Турецкий сел за стол.
В дверь постучали.
– Кто? – спросила Нателла, когда Турецкий ей кивнул.
– Это Чернов, Нателла Вениаминовна.
– Входите, – снова после знака Турецкого выкрикнула Нателла.
Чернов вошел осторожно.
Увидел Турецкого, улыбнулся широко.
– Ну, слава Богу, вы живы! А где капитан, где остальные?
– Садитесь, – кивнул на диван Турецкий. – Подождем остальных.
– Разумеется. Хотя все это какие-то детские шалости. Все через одно место, все на авось, по-русски… И к чему вообще вся эта конспирация?
– Есть причины.
– Слушайте, что вы тут со мной в шпионов играете? – обиделся Чернов. – Кто кем командует, в конце концов?
– Здесь сейчас никто не командует, – процедил сквозь зубы Турецкий. – Здесь сейчас истина выясняется. Знаете, что такое истина, Чернов?
– Вы привезли капитана? И машину?
– Все мы сделали, Чернов, только не благодаря вам, а вопреки. Ясно? Вот теперь мы и выясним, кто нам всю дорогу палки в колеса совал, кто в нас из-за угла постреливал, кто в спину норовил нож воткнуть.
– Прямо поэма! – вскинул руки Чернов. – Вы стишками на досуге не балуетесь?
– Балуюсь. Рассказать? – улыбнулся Турецкий. – Есть у нас любимый один. Увидим, услышим, диагноз поставим и кому нужно клизмочку вставим.

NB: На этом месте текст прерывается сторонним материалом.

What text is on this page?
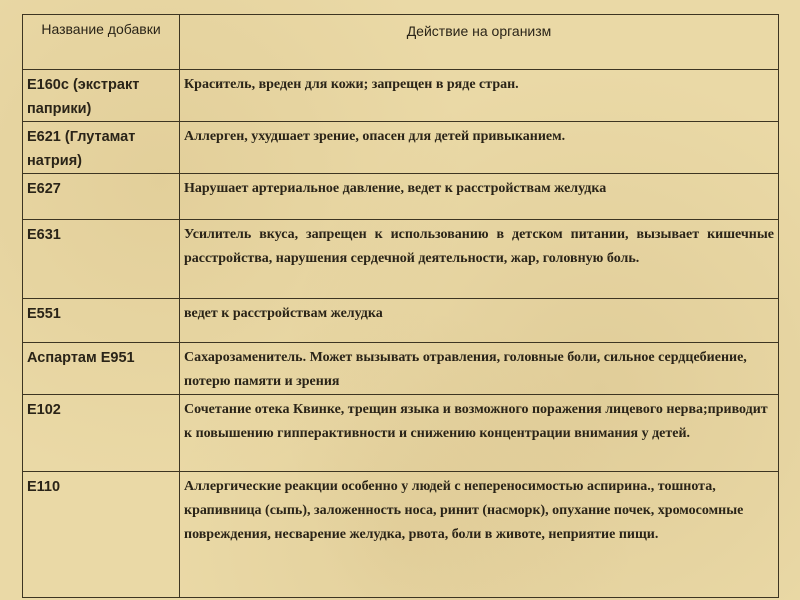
Название добавки	Действие на организм
E160c (экстракт паприки)	Краситель, вреден для кожи; запрещен в ряде стран.
E621 (Глутамат натрия)	Аллерген, ухудшает зрение, опасен для детей привыканием.
E627	Нарушает артериальное давление, ведет к расстройствам желудка
E631	Усилитель вкуса, запрещен к использованию в детском питании, вызывает кишечные расстройства, нарушения сердечной деятельности, жар, головную боль.
E551	ведет к расстройствам желудка
Аспартам E951	Сахарозаменитель. Может вызывать отравления, головные боли, сильное сердцебиение, потерю памяти и зрения
E102	Сочетание отека Квинке, трещин языка и возможного поражения лицевого нерва;приводит к повышению гипперактивности и снижению концентрации внимания у детей.
E110	Аллергические реакции особенно у людей с непереносимостью аспирина., тошнота, крапивница (сыпь), заложенность носа, ринит (насморк), опухание почек, хромосомные повреждения, несварение желудка, рвота, боли в животе, неприятие пищи.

– А что, собственно?.. – начал было Чернов, но в этот момент в дверь снова постучали.
Два раза, а после паузы три раза.
– Ну вот и главный герой, – сказал Турецкий саркастически. – Входите, Валентин Демидович, гостем будете.

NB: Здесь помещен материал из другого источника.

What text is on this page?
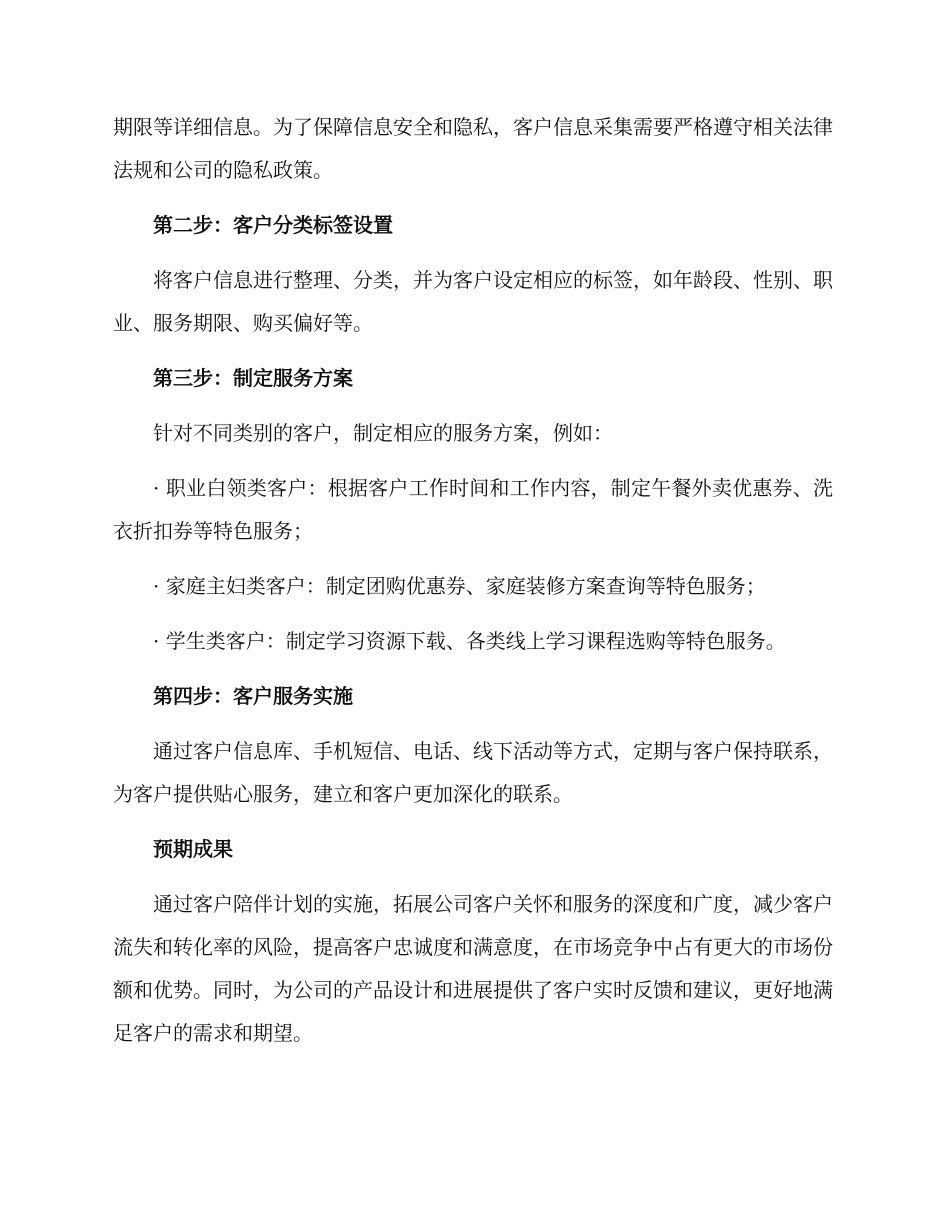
期限等详细信息。为了保障信息安全和隐私，客户信息采集需要严格遵守相关法律法规和公司的隐私政策。

第二步：客户分类标签设置

将客户信息进行整理、分类，并为客户设定相应的标签，如年龄段、性别、职业、服务期限、购买偏好等。

第三步：制定服务方案

针对不同类别的客户，制定相应的服务方案，例如：

· 职业白领类客户：根据客户工作时间和工作内容，制定午餐外卖优惠券、洗衣折扣券等特色服务；

· 家庭主妇类客户：制定团购优惠券、家庭装修方案查询等特色服务；

· 学生类客户：制定学习资源下载、各类线上学习课程选购等特色服务。

第四步：客户服务实施

通过客户信息库、手机短信、电话、线下活动等方式，定期与客户保持联系，为客户提供贴心服务，建立和客户更加深化的联系。

预期成果

通过客户陪伴计划的实施，拓展公司客户关怀和服务的深度和广度，减少客户流失和转化率的风险，提高客户忠诚度和满意度，在市场竞争中占有更大的市场份额和优势。同时，为公司的产品设计和进展提供了客户实时反馈和建议，更好地满足客户的需求和期望。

У Савелова стремительно метнулись глаза: он тоже профессионально оценил – плохое место для боя.
– Так вы тоже здесь? – удивленно поднялся со своего места Чернов.

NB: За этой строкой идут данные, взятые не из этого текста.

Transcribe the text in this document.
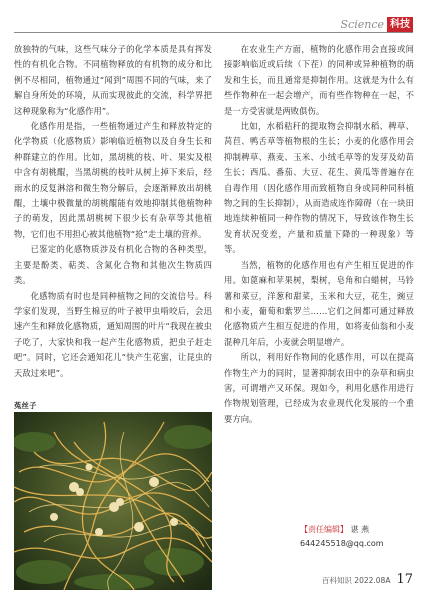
Science 科技

放独特的气味，这些气味分子的化学本质是具有挥发性的有机化合物。不同植物释放的有机物的成分和比例不尽相同，植物通过“闻到”周围不同的气味，来了解自身所处的环境，从而实现彼此的交流，科学界把这种现象称为“化感作用”。

化感作用是指，一些植物通过产生和释放特定的化学物质（化感物质）影响临近植物以及自身生长和种群建立的作用。比如，黑胡桃的枝、叶、果实及根中含有胡桃醌，当黑胡桃的枝叶从树上掉下来后，经雨水的反复淋溶和微生物分解后，会逐渐释放出胡桃醌，土壤中极微量的胡桃醌能有效地抑制其他植物种子的萌发，因此黑胡桃树下很少长有杂草等其他植物，它们也不用担心被其他植物“抢”走土壤的营养。

已鉴定的化感物质涉及有机化合物的各种类型，主要是酚类、萜类、含氮化合物和其他次生物质四类。

化感物质有时也是同种植物之间的交流信号。科学家们发现，当野生棉豆的叶子被甲虫啃咬后，会迅速产生和释放化感物质，通知周围的叶片“我现在被虫子吃了，大家快和我一起产生化感物质，把虫子赶走吧”。同时，它还会通知花儿“快产生花蜜，让昆虫的天敌过来吧”。

菟丝子

在农业生产方面，植物的化感作用会直接或间接影响临近或后续（下茬）的同种或异种植物的萌发和生长，而且通常是抑制作用。这就是为什么有些作物种在一起会增产，而有些作物种在一起，不是一方受害就是两败俱伤。

比如，水稻秸秆的提取物会抑制水稻、稗草、莴苣、鸭舌草等植物根的生长；小麦的化感作用会抑制稗草、燕麦、玉米、小绒毛草等的发芽及幼苗生长；西瓜、番茄、大豆、花生、黄瓜等普遍存在自毒作用（因化感作用而致植物自身或同种同科植物之间的生长抑制），从而造成连作障碍（在一块田地连续种植同一种作物的情况下，导致该作物生长发育状况变差，产量和质量下降的一种现象）等等。

当然，植物的化感作用也有产生相互促进的作用。如蓖麻和苹果树，梨树，皂角和白蜡树，马铃薯和菜豆，洋葱和甜菜，玉米和大豆，花生，豌豆和小麦，葡萄和紫罗兰……它们之间都可通过释放化感物质产生相互促进的作用，如将麦仙翁和小麦混种几年后，小麦就会明显增产。

所以，利用好作物间的化感作用，可以在提高作物生产力的同时，显著抑制农田中的杂草和病虫害，可谓增产又环保。现如今，利用化感作用进行作物规划管理，已经成为农业现代化发展的一个重要方向。

【责任编辑】 谌 燕
644245518@qq.com
百科知识 2022.08A 17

– Я-то здесь, – закрыл за собой дверь Савелов. – А вот где остальные?
– Всему свое время, полковник. – Турецкий вдруг вынул из-под стола и брякнул на стол автомат. – Садитесь рядом со своим подчиненным.
– Ого! – сказал Савелов, но как-то без удивления, а чуть не с улыбкой. – Серьезно.
– Серьезнее некуда, – не подхватил его тона Турецкий. – Один из вас, – Александр кивнул на сидящих рядышком Савелова и Чернова, – предатель!
Чернов и Савелов невольно отодвинулись друг от друга.
– Да что вы говорите? – все еще пытался улыбаться Савелов.
– И я думаю, полковник, что это – вы! – жестко оборвал его Турецкий.
Нателла в своем углу не шевелилась.
– И что мне на это сказать? – побледнел полковник.
– А вам есть что сказать?
Савелов открыл было рот, но промолчал. Турецкий вскинул автомат.
– Встать. К стене, – сказал он. – Руки на стену. Ноги раздвиньте. Нателла, обыщите его.
– Я?! – опешила журналистка.
Тем не менее живо встала, тщательно ощупала полковника и выложила на стол содержимое его карманов. Это были заграничные паспорта, И кредитные карты. Оружия не было.
– Он принес, как договаривались, – сказала Нателла, снова ухватившись за свою сумочку.
– Ремешок с него снимите и расстегните ширинку, – продолжал командовать Турецкий.
– Блин, Турецкий, ты вообще охренел. Пусть лучше Чернов это сделает, – зло проговорил полковник.
Чернов было двинулся, чтобы исполнить приказ Турецкого, но тот перевел ствол на него:
– Сидеть. Нателла, ремешок.
Журналистка натужно хихикнула и исполнила приказ,
– Теперь свяжите ему руки за спиной.
Очень скоро полковник лежал на полу со связанными руками.
Турецкий снял трубку:
– Капитан, можно, – коротко бросил он, когда ему ответили.
– А что, собственно, произошло? – спросил Чернов, когда в молчании просидели минут пять.
– А произошло то, Александр Владимирович, что никакой машинки на танкере не было. Она как лежала на месте, так мы ее там и нашли. Но это еще далеко не все. С самого начала нас пасли все, кому не лень, нас подставляли так, что это чудо, что погиб только один из нас.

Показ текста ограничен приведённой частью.